A few years ago, a video went viral of a man who was terrified to touch a teddy bear. They had blindfolded him and made him think he was on a show like Fear Factor. When he got the courage to put his hand in the plexiglass box, his fingers brushed up against the teddy bear. He squealed and yanked his hand out. For about two minutes he kept trying to reach in, but his fear was overwhelming. When he finally takes the blindfold off, he realizes it’s just a teddy bear, laughed, then grabbed it and spiked it on the ground. Everyone around him was laughing because he was too afraid to pick up a teddy bear.

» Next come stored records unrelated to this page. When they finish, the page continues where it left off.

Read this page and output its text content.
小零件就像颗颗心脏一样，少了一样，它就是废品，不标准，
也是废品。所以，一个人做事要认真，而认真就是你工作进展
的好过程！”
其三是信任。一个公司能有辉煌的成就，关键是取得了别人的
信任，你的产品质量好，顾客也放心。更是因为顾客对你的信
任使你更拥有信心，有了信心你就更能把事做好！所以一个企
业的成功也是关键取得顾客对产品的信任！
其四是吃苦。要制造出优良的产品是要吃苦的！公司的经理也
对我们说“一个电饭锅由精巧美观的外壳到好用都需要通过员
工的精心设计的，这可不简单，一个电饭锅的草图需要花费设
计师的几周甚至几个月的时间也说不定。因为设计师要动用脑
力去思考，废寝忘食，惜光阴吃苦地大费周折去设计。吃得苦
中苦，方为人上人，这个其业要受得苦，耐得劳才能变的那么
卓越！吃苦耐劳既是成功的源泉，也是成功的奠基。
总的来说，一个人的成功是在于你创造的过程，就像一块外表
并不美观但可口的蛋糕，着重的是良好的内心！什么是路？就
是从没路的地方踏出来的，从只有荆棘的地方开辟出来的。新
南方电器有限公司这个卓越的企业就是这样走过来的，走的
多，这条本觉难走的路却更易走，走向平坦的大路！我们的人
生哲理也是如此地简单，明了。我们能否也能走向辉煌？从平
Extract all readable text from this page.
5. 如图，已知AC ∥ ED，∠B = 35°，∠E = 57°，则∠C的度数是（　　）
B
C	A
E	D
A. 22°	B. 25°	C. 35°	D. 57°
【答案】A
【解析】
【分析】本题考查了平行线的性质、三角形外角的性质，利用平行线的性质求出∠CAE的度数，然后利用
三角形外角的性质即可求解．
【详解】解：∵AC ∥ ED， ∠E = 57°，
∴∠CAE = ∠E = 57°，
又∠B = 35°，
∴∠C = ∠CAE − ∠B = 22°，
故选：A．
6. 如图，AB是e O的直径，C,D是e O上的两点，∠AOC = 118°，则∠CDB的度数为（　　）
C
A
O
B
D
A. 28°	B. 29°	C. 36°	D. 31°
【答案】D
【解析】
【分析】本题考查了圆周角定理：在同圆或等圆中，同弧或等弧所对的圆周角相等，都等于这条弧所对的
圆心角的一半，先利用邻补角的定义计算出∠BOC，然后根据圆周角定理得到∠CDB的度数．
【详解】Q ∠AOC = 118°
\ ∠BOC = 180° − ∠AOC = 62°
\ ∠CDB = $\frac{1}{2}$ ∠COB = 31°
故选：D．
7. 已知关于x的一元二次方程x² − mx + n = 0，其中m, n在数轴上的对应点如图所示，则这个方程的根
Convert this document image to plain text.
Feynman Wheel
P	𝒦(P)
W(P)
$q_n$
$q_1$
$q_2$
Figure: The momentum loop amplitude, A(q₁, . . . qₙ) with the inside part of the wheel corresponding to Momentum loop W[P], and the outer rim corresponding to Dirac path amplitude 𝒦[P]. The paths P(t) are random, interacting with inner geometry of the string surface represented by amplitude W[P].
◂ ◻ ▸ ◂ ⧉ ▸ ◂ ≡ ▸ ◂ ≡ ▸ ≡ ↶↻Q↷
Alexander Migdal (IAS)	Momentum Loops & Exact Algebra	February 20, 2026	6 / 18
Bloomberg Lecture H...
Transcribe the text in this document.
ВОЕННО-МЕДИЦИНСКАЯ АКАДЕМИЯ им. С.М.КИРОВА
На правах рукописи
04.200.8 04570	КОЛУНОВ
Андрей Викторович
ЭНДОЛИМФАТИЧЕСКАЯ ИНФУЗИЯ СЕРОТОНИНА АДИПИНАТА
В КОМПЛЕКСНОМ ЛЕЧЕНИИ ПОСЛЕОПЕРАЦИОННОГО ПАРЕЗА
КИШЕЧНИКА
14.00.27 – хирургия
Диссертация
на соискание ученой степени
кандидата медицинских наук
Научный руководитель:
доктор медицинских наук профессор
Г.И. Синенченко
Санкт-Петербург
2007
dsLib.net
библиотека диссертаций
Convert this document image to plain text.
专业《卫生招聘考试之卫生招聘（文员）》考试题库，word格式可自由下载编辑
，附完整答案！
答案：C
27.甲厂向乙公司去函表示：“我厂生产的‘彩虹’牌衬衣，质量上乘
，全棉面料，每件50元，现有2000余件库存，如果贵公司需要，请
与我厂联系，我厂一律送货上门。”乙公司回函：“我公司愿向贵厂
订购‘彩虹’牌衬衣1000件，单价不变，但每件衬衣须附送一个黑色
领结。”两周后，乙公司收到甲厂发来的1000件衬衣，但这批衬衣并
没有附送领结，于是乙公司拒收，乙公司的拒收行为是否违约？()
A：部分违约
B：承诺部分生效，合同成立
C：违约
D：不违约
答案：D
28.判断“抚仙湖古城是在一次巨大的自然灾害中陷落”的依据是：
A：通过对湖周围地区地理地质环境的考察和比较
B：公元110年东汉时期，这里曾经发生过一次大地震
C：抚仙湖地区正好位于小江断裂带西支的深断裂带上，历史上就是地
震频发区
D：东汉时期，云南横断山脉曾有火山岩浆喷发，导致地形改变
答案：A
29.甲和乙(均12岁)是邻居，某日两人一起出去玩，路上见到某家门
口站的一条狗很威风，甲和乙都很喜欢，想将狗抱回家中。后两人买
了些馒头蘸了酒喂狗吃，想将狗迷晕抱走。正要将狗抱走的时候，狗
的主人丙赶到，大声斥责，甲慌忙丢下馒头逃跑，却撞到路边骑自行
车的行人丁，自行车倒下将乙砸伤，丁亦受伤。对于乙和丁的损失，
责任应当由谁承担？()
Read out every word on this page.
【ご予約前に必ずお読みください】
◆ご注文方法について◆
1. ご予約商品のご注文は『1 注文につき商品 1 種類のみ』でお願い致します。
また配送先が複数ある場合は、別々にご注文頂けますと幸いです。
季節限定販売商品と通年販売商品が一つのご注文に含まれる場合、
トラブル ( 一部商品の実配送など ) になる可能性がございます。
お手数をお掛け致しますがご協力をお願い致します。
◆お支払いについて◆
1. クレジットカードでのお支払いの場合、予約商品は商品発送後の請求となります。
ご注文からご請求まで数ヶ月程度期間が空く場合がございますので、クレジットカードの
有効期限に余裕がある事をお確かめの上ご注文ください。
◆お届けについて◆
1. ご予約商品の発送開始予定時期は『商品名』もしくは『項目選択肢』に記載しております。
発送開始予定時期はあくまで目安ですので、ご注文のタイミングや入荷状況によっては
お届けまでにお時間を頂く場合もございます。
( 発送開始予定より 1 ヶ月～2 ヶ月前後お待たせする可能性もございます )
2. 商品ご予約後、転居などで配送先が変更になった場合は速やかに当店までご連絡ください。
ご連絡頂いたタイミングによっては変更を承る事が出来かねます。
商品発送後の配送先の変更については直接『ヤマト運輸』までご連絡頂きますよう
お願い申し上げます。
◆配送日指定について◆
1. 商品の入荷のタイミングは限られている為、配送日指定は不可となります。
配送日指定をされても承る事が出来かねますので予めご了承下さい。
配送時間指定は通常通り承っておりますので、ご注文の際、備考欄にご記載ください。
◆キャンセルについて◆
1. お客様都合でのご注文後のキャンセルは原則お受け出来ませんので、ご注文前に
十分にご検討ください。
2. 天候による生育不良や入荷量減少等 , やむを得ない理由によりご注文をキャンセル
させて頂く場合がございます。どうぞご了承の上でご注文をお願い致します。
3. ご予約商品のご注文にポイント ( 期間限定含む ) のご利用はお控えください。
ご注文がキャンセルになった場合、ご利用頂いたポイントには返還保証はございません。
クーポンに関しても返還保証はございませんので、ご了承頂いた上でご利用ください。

It was easy for us to laugh at that because we weren’t the one blindfolded. Everyone else could see and knew he wasn’t in any danger. That’s kind of how Faith works. We’re blindfolded and can’t see. God is asking us to trust Him, but too often we are terrified. Our minds psych us out and we start freaking out. When we take a tiny step of faith and we experience something we aren’t anticipating, we squeal and pull back. All the while, God is saying, “Would you just trust me?”

In Matthew 9, two blind men were following Jesus calling out to Him for healing. Jesus asked if they believed He could heal blind eyes, and they said yes. Verse 29 says, “Then Jesus put His hands over their eyes and said, ‘You will have what your faith expects!’” (TPT) I believe He is still saying that to us today. Don’t let your mind expect the worse and create fear of what God is going to do. Expect God, who is good, to give you what you need. You don’t have to be terrified of what He has for you. Expect great things from Him because He gives good gifts.